Todo un pueblo está en peligro por el desmonte de una selva
Desmontes
- Se tarata de los habitantes de la zona salteña de Las yungas, los aborígenes debieron abandonar el bosque porque la tala los dejó sin agua ni comida.
- La Secretaría de Medio Ambiente de Salta autorizó el desmonte de 228.835 hectáreas, el equivalente a 12 veces la Ciudad de Buenos Aires.
Las topadoras avanzan con la potencia de un tanque de guerra y arrasan, cada dos minutos, con una hectárea de bosque nativo argentino. En la porción salteña de la Selva de Yungas, el avance de la agricultura late como una bomba de tiempo: las comunidades que vivían en el monte superpoblaron los asentamientos de Orán, la ciudad más cercana, y ahora mendigan por sus calles de polvo.

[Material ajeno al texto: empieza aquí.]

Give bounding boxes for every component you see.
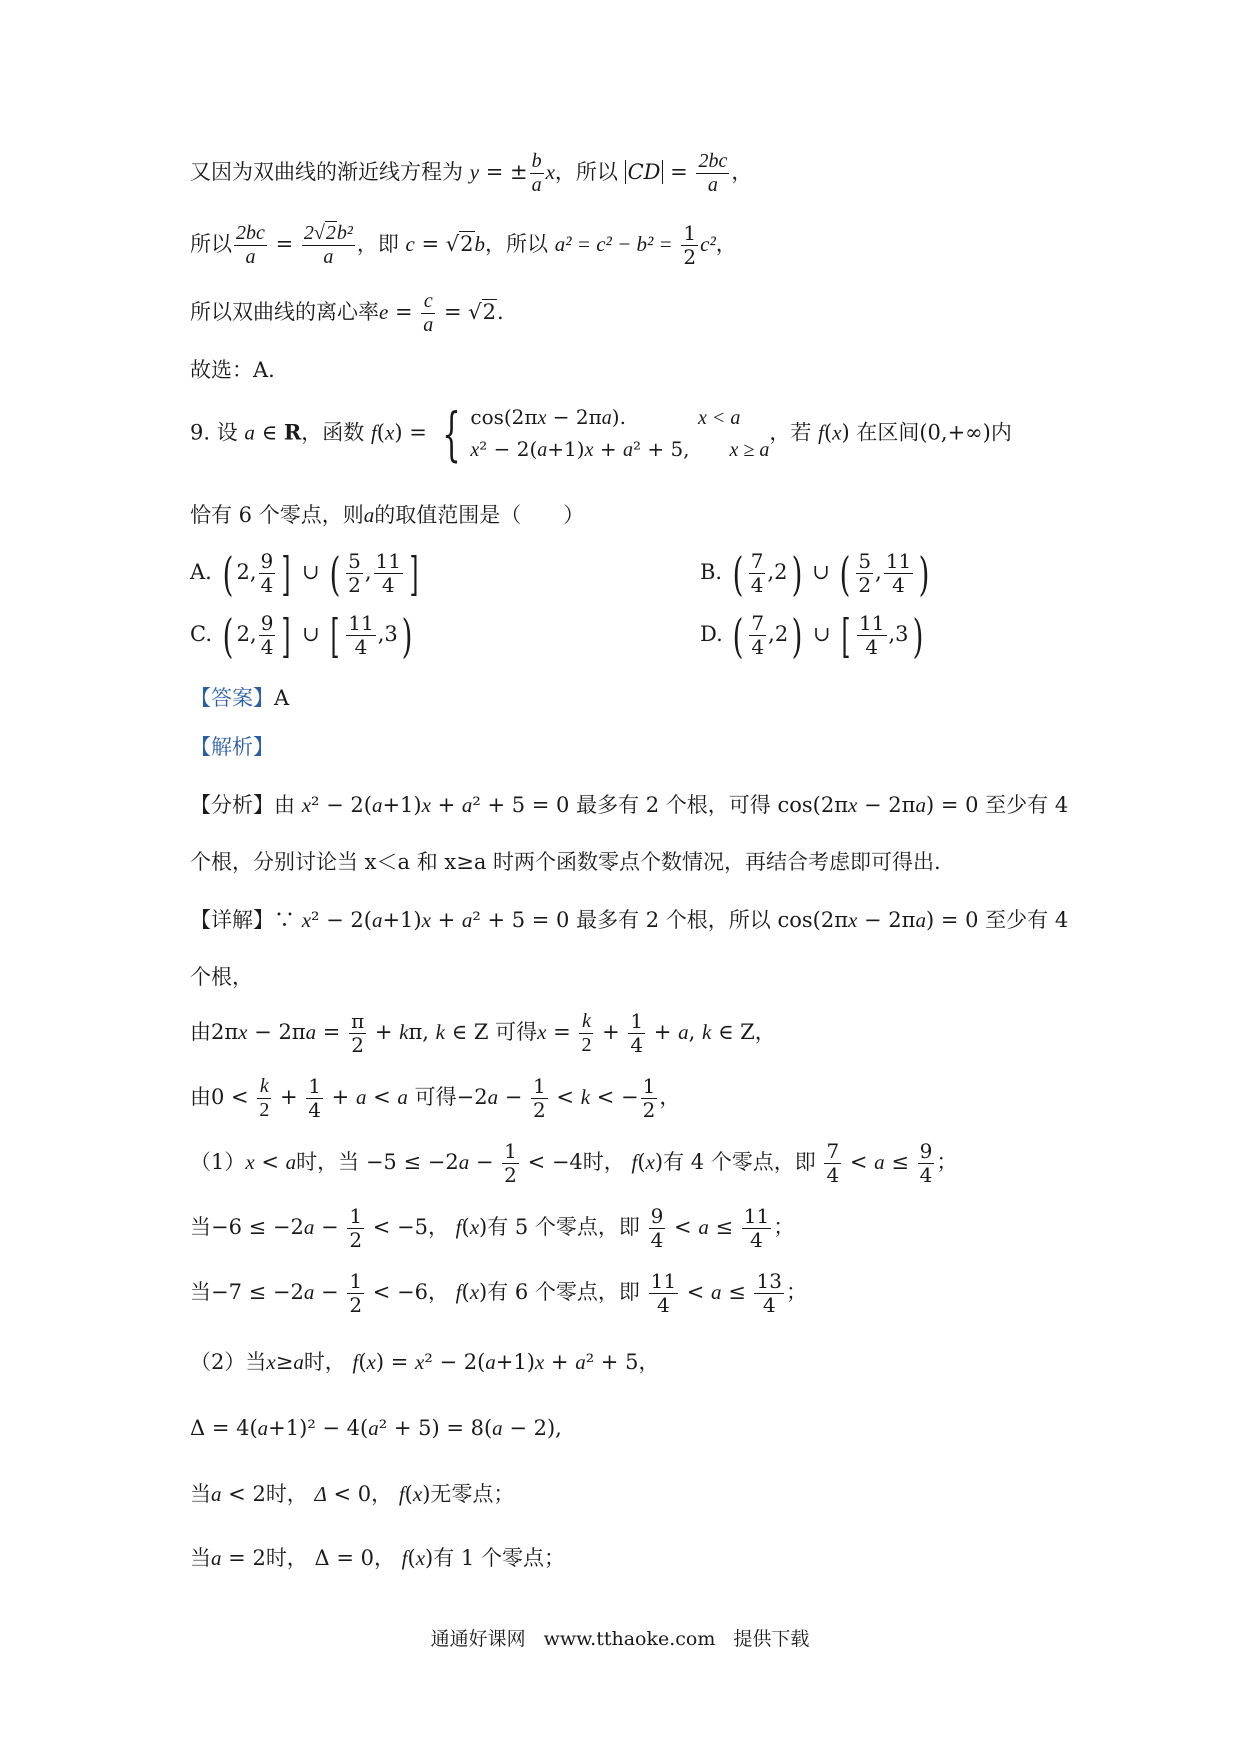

Salta autorizó el desmonte de 1.670 hectáreas para que una empresa pueda sembrar soja. Las tierras están en el territorio que fue incluido por la UNESCO en la reserva mundial de biosfera. ¿Qué significa? Según la web del municipio de Orán, "satisfacer las necesidades de la generación presente sin comprometer las de las generaciones futuras". Los hechos dicen otra cosa.